Médias : suppression de postes à l’AFP, l’Afrique et le Gabon concernés ?

Fabrice Fries, le PDG de l'AFP, lors d'une audition devant le Sénat français le 3 octobre dernier © Catherine Morin-Desailly – Twitter

Un « plan de transformation » (en réalité, un plan social) a été annoncé à Paris aux salariés de l’Agence France-Presse. A la clé, 125 suppressions de postes.

C’est en octobre dernier, lors d’un conseil d’administration, puis quelques jours plus tard à l’occasion d’un comité d’entreprise, que les délégués des salariés de l’AFP ont appris la mauvaise nouvelle. D’ici 2023, l’Agence France-Presse compte réduire ses effectifs de 125 postes, ce qui représente 5 % de ses effectifs. « Il n’y aura aucun départ contraint […] Il s’agira majoritairement de non-remplacements de départs à la retraite sur 5 ans », a tenté de rassurer Fabrice Fries, le PDG de l’AFP.

L’objectif de ce plan social qui ne dit pas son nom est d’économiser 14 millions d’euros sur la masse salariale, sur un total de 17 millions d’euros d’économies à réaliser (les trois millions d’euros restants devraient notamment être obtenus à travers des réductions de loyer), l’agence ayant vu ses recettes commerciales fondre de 10 millions d’euros depuis 2014. Dans le même temps, ses charges ont augmenté de 4 % entre 2014 et 2017. Intenable financièrement.

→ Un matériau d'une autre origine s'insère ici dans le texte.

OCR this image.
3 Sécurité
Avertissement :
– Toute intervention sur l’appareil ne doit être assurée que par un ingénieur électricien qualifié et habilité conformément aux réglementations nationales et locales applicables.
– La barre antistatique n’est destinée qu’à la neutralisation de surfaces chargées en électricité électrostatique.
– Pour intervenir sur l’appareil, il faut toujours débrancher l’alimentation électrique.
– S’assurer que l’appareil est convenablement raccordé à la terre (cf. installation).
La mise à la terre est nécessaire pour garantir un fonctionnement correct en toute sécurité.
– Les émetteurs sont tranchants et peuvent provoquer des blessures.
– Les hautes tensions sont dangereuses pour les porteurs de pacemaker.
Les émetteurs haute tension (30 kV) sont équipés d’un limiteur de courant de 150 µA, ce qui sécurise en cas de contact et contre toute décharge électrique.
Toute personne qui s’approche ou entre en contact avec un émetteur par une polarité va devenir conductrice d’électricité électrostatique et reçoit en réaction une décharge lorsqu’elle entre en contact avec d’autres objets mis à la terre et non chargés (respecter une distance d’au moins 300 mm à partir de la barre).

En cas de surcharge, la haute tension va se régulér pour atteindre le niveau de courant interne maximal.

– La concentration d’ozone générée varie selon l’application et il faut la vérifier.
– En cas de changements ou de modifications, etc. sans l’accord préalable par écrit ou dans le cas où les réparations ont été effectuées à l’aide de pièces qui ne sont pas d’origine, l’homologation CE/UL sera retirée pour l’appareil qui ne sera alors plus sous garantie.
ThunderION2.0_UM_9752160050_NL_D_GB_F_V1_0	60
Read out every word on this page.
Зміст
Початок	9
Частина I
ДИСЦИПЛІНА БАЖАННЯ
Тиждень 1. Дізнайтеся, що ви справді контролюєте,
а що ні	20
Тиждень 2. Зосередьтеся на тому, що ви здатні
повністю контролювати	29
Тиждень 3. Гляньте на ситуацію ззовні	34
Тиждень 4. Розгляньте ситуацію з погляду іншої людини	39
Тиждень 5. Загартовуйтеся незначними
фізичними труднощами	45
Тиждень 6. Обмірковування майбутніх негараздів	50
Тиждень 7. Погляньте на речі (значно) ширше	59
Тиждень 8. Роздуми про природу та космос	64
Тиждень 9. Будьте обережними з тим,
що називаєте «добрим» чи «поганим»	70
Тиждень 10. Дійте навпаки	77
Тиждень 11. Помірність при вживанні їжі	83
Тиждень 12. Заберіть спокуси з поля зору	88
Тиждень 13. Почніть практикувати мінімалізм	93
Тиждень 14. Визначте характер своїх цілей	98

L’AFP est en réalité victime d’une crise plus générale qui touche depuis plusieurs années partout dans le monde les médias en général et la presse en particulier, et qui contraint les clients de l’AFP (des médias français et internationaux qui lui achètent du contenu brut, des photos et des vidéos) à revoir les contrats à la baisse ou carrément à les résilier. « Le chiffre d’affaires commercial ne se développe pas autant qu’on pourrait le souhaiter. Le contexte du secteur des médias est difficile », admet Benoît Fauchet, délégué syndical SNJ (syndicat national des journalistes) de l’AFP.

Ce plan d’économies budgétaires serait accompagné d’un recentrage stratégique autour de l’image. La direction de l’AFP souhaiterait en effet davantage proposer des photos et vidéos, au détriment des textes, pénalisant ainsi les journalistes « écrivants ». Une perspective qui a le don d’irriter les salariés de l’agence. « On nous dit que c’est ce qui rapporte le plus, mais une vidéo et une photo, sans texte, ça n’a aucune valeur ajoutée pour l’ensemble de nos clients », soutiennent certains d’entre eux.

Une argumentation pour l’instant balayée par Fabrice Fries. « La presse est en crise. Ce qui ne l’est pas en revanche, c’est la soif d’images dans l’univers de l’information, particulièrement des chaînes de télévision, des sites web et des réseaux sociaux. Nous sommes déjà leader mondial en photo et avons une offre vidéo parfaitement compétitive, sur laquelle on met le paquet. On a un très gros potentiel commercial en image et c’est encourageant », soutient le PDG de l’AFP.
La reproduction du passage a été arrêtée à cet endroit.